However, lately, it’s hurt. It hurt most when I tried to implement a twitter bot at Mashed08. With API calls throttled down to 20 per hour, the best I could hope to do (via polling, and with IM shut out, that was the only obvious path) was to be a bot for one person making no more than one request every 10 minutes. So for the demo, the twitter connection was really baling wire and duct tape (or, ipython console and cut-and-paste into twitter’s web form).

Last month, I read Tim Bray’s Twitterbucks entry with interest. When I last checked in, nobody seemed to be interested in where the real scaling problems were, so the comment thread didn’t come up with any real revelations.

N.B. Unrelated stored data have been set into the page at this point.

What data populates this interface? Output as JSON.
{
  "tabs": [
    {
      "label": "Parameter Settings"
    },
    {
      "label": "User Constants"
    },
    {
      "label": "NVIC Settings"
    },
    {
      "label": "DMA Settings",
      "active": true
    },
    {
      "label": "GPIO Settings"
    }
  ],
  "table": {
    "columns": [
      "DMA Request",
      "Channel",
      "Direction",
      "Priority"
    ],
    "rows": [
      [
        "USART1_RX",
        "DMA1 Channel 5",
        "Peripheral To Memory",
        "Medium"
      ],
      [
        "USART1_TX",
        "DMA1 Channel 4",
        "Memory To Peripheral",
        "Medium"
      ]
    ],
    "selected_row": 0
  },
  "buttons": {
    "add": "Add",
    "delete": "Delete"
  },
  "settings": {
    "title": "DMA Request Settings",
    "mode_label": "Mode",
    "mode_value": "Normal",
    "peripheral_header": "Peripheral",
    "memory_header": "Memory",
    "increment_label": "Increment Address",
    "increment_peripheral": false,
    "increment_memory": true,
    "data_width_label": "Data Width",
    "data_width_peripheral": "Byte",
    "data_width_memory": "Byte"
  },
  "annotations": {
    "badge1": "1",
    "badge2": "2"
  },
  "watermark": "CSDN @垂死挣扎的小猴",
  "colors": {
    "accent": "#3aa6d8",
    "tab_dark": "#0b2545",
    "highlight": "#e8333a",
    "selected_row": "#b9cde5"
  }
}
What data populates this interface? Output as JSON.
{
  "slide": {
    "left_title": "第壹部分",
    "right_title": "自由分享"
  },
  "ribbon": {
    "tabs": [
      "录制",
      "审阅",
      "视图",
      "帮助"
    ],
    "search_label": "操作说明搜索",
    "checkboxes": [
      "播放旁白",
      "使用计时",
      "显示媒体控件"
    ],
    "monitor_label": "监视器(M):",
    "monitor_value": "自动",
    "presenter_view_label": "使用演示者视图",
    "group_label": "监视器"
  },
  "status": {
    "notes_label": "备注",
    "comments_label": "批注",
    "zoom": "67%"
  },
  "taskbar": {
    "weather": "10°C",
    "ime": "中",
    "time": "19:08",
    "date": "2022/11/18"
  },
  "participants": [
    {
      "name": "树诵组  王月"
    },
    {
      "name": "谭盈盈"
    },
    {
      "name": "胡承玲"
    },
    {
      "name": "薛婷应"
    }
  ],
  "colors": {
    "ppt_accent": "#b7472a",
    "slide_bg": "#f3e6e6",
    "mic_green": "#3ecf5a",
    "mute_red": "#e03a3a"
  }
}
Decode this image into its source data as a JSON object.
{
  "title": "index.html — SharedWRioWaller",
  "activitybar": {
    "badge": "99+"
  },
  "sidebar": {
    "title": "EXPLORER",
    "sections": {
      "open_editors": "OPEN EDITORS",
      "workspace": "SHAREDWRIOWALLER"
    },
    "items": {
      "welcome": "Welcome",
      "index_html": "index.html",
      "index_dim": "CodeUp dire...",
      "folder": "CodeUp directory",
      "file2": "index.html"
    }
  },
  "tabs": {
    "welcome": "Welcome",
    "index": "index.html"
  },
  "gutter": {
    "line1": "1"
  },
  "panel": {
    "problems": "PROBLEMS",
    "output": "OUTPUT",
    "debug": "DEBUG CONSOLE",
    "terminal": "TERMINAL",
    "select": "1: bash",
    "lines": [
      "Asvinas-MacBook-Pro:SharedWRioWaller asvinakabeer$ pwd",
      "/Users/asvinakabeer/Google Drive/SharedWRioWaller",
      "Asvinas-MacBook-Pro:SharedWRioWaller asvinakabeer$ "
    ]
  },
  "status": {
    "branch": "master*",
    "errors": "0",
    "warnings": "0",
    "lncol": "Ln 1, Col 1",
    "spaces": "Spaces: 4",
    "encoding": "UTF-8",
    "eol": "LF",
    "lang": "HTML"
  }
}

Today, as I tried to reflect on why I use twitter, I came upon another potential solution: pay for what is the hardest to scale: disk access. When any high-volume application has to hit the spindles, it takes a massive performance hit. Twitter’s recent outages seem to address that at least partially: paging backwards in your personal + friends timeline is scaled back, as are examining replies.

Seems to me that much of what Twitter covers well is the “now” and recent past. Going back in time on a merged timeline makes for increasingly expensive queries, and reaching further back in history goes beyond the memory caches. If Twitter didn’t try to keep all its posts accessible, it could be a much more efficient messaging platform, always living in an amnesiac present. By having a web-accessible memory, with persistent tweets, it becomes a lot more difficult to predict where the database is going to be hit.

So take a look at Twitter as it stands right now. With the buttons that are disabled, which ones are the biggest pains? Single-user pagination? Friend pagination? Replies? Seems to me that the biggest omission is in having zero reply-page functionality, but the complex query (user > friends > friends’ updates that can be seen > merged and sorted in time) database hit makes sense to limit. Why not cull functionality for all users such that it’s either a complex query that hits memcached exclusively (the pages representing what’s happening now and in the recent past), or a very trivial query that is allowed to hit the disks (a single, permalinked tweet or any user’s front page of recent tweets). A twitter caught in the present, and exhibiting some memory when specifically prodded.

From there, you could charge for more archival access. I imagine this not as a monetisation move, or even one that could directly cover additional costs, but one that would allow serious users with serious needs self-select, not unlike what Flickr has done with their paid accounts. A paid user could access their archives as a continual stream of tweets on a blog-like page. They could access a more comprehensive memory of their friends’ replies. They might even be given persistent past per-day or per-month archive pages.

I’ll admit that I don’t fully appreciate the particular scaling problems presented by heavy users like Scoble. Perhaps there are payment thresholds to pass once you follow 500 and 5000 users?

What do people think? I know I can’t be the first to suggest it, but it’s the first I’ve heard of it.